/Analyses-of-New-Web-Page-Impact-on-Conversion-Rate-Ecommerce

In this project we will run an A/B testing analysis by leveraging the Chi-Square test for independence and assess the impact of a new ecommerce web page on the users conversion rate compared to an old web page.

Primary LanguageJupyter Notebook

Analysing The Impact of a New E-commerce Web Page on Conversion Rate (A/B Testing)

In this project we will run an A/B testing analysis by leveraging the Chi-Square test for independence and assess the impact of a new ecommerce web page on the users conversion rate compared to an old web page.

Project Summary

Context

An e-commerce company has developed a new web page in order to try and increase the number of users who "convert," meaning the number of users who decide to pay for the company's product.

The users were randomly divided into two groups: the treatment group have access to only the new web page and the control group have access to only the old web page.

The company want understand if they should implement this new page, keep the old page, or perhaps run the experiment longer to make their decision.

Actions

To perform our analysis, we first explored the data and made some cleanup. We observed there are 3,895 duplicated user_id, some of these users where exposed to both the new and old web pages and some users where in both treatment group and control group. This mismatch entries were about 1.32% of the entire dataset. For the purpose of our analysis we excluded the mismatched data to resolve the disparity.
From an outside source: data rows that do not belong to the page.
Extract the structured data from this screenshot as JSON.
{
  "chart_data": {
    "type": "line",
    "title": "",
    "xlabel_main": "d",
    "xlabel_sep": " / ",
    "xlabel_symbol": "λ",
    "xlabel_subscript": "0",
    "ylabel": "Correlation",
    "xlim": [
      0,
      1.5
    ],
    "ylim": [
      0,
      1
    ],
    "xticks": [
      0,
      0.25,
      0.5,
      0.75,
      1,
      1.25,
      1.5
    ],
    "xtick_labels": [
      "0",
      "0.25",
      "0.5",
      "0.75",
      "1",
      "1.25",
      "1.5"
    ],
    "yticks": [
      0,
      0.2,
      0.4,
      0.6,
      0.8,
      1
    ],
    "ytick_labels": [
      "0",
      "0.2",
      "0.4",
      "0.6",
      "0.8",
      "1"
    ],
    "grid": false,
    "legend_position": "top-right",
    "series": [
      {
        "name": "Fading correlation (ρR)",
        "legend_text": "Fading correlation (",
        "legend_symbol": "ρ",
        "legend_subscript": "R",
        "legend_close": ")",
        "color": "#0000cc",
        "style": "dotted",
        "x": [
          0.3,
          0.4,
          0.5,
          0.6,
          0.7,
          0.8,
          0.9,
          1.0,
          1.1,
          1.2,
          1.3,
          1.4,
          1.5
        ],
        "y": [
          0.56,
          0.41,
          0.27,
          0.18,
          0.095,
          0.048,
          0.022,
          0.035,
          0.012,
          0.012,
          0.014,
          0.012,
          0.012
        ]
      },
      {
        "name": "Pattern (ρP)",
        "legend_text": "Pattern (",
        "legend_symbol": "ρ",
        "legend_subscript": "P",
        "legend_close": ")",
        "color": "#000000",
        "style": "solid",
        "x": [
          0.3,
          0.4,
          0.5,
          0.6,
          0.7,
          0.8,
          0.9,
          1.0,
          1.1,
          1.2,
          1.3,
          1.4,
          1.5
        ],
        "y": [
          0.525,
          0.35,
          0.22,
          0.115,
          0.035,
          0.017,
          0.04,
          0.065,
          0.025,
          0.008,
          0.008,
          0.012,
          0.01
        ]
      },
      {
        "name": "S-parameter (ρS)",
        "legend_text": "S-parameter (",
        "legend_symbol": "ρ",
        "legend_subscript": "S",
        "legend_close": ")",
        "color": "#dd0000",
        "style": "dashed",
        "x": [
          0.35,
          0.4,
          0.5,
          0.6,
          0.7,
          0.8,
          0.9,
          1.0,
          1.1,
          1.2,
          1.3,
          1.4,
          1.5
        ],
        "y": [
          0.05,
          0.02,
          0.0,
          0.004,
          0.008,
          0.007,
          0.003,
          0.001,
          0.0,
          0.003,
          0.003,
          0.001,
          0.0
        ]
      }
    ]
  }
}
To compare the conversion rate of the two groups, we used the Chi-Square test for independence. To run the test, we set the following hypothesis and alpha level:

  • Null Hypothesis = There is no relationship between landing page type and conversion rate.
  • Alternate Hypothesis = There is a relationship between landing page type and conversion rate.
  • Alpha = 0.05

Results & Conclusion

We performed the analysis and obtained the following results:

  • users from the control group had a conversion rate of 12.03%
  • users from the treatment group had a conversion rate of 11.88%

We noticed the users of the old web page have a bit higher conversion rate than the users of the new web page. We then performed the Chi-Squared test.

The results obtained from the Chi-Square test gave us a p-value of 0.19 which is greater than our alpha value of 0.05 and a chi-square statistic of 1.71 which is less than our critical value of 3.84.
Hence we failed to reject the Null Hypothesis and concluded that there was no significant difference between the conversion rates of the old landing page and the new landing page.

In conclusion, our analysis showed that it will not be a good idea for the company to change their old web page for the new one at the moment.
We recommended that the company runs the experiment again to collect more data and make sure users from each group only access the web page their supposed to access. Doing that may help us obtain more insight.